Explico porquê. Quem acompanha com zelo a evolução do pensamento filosófico de Carlos, encontra três preocupações centrais. Em Maio de 2008, ainda nas ilhas, Carlos negava o aumento local do desemprego. Em Maio de 2012, celebrava a contenção do desemprego que afinal aumentara nos anos anteriores. Em Agosto de 2015, já transladado para o “continente”, chorava os 250 mil empregos que o país perdera em quatro anos de “neoliberalismo”. Em Fevereiro de 2017, festejava a diminuição diária de 250 desempregados por obra e graça do governo de esquerda. E por aí fora. Constata-se, pois, que o desemprego é a primeira preocupação de Carlos. A segunda é combatê-lo. A terceira é iniciar o combate junto dos seus.
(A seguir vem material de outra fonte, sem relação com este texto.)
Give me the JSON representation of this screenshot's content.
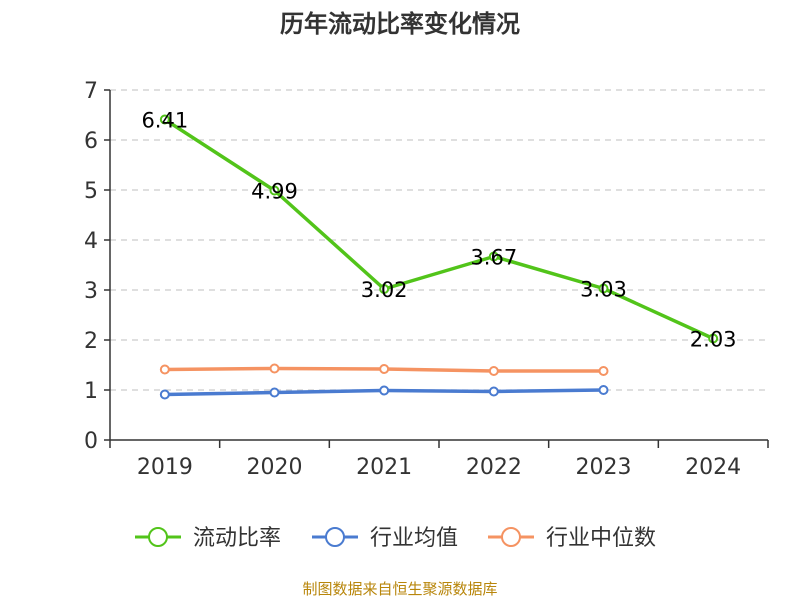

Se a consciência social e o amor à família configuram nepotismo, vou ali e não volto. Não quero viver numa sociedade subjugada à má-fé, que, ao invés de agradecer a oportunidade, se irrita por patrocinar uma família notável. O que vale é que os noticiários ligaram pouco ao assunto e preferiram concentrar-se nos – alerta para chavão – verdadeiros problemas dos portugueses. Os quais, a acreditar nos noticiários, não são nenhuns.

Nota de rodapé:

Um eurodeputado do PS chamou “cigana” a uma deputada do PS que, embora eleita pelo Porto, votou por Lisboa na história da Agência Europeia do Medicamento (EMA). Num ápice, o partido em peso caiu sobre o homem, a quem, com típica tolerância, acusam de insultos intoleráveis. Não se percebe se o insulto passa por comparar a sra. deputada aos ciganos ou se por comparar os ciganos à sra. deputada. Percebe-se que a questão da EMA e o mito da “descentralização” morreram aqui. Como se pretendia, aliás.